The silver basket is very finely detailed with Glasgow Rose style flowers and stands on 4 shaped feet. The silver is marked with the German silver mark is stamped 800 and numbered 495. The makers mark is rubbed.
Eager to break or ‘secede’ from the conservative institutions that had dictated the direction of Austrian art for decades, the group of Artists who initiated the Vienna Secession in 1897 shared little stylistically, but were united by a desire to reinvigorate the traditions of Austria’s official academies.
To this end, the city’s creative class invited all sorts of new styles of expression to their city, including the Scottish architect, designer and artist Charles Rennie Mackintosh who by 1900 had established his own distinct style, drawing together influences from Japan, the Arts and Crafts Movement, and Glasgow to create a Scottish take on Art Nouveau.
At the eighth Secession exhibition, 3 November – 27 December 1900, Mackintosh was invited to create and display an entire room. The aim was to introduce to Vienna the work of some of the foremost designers in Europe.

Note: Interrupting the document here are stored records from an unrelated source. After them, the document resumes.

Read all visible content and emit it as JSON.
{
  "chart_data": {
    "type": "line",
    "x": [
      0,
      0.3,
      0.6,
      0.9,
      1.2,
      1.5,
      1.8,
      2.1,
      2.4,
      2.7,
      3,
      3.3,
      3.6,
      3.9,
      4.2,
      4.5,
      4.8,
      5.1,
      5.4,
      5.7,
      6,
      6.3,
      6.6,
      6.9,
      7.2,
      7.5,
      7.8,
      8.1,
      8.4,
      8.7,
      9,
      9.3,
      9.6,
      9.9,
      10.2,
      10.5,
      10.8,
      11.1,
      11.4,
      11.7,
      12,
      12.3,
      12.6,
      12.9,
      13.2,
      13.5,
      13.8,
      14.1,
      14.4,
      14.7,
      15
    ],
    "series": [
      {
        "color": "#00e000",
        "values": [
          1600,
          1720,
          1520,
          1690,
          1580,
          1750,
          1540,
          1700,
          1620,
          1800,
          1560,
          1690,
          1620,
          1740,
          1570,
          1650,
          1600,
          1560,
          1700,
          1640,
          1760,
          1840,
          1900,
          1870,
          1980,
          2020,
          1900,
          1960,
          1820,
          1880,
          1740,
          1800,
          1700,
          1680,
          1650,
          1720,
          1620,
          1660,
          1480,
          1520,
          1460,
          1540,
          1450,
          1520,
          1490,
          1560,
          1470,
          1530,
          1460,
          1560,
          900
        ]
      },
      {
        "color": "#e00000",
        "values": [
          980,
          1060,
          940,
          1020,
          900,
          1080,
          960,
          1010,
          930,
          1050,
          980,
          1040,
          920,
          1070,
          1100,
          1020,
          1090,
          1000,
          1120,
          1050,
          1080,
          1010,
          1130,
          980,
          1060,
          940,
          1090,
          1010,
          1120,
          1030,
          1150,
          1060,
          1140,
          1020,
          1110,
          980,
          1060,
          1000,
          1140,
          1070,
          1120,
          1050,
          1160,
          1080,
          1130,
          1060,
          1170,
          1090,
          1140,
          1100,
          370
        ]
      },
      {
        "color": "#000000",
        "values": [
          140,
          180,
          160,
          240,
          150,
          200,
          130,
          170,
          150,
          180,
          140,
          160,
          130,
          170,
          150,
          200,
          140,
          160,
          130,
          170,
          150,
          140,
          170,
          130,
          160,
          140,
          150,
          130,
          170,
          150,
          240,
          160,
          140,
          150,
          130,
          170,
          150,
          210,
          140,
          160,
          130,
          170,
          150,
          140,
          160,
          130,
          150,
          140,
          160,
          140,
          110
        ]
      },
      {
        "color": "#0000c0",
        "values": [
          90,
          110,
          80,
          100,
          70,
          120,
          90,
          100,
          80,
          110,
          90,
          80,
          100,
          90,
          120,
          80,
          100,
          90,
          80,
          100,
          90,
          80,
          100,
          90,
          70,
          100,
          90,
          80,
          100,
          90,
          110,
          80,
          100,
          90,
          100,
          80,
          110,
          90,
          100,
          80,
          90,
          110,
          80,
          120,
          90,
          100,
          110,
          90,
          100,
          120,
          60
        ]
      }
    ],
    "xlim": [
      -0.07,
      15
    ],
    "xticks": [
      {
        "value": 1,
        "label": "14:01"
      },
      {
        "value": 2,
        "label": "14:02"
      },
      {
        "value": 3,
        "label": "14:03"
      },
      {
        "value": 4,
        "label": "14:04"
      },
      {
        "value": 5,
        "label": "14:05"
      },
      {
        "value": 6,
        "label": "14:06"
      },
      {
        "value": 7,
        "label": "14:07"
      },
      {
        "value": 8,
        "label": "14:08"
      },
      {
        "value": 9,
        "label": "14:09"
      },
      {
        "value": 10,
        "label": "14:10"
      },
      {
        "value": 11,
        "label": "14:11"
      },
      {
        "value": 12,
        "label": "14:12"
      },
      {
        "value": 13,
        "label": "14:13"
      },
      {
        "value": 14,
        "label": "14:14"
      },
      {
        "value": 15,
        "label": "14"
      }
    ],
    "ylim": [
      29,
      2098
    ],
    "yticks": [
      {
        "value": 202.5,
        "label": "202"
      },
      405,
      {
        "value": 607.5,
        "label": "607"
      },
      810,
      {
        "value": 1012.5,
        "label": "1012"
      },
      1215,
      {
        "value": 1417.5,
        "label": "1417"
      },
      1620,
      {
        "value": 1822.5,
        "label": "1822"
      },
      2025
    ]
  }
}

The room designed by Mackintosh and his wife, was a great success and influenced other designers. Mackintosh’s work won admiration from the exhibition organisers.
Secessionist artists designers and architects such as Josef Hoffmann and Koloman Moser all went on to acknowledge some debt to the prevailing Glasgow School, created by Mackintosh and co.
In 1902, Hoffmann – creator of Austria’s Sanatorium Purkersdorf and the proto-modernist Kubus chair – travelled to Glasgow specially in order to see Mackintosh.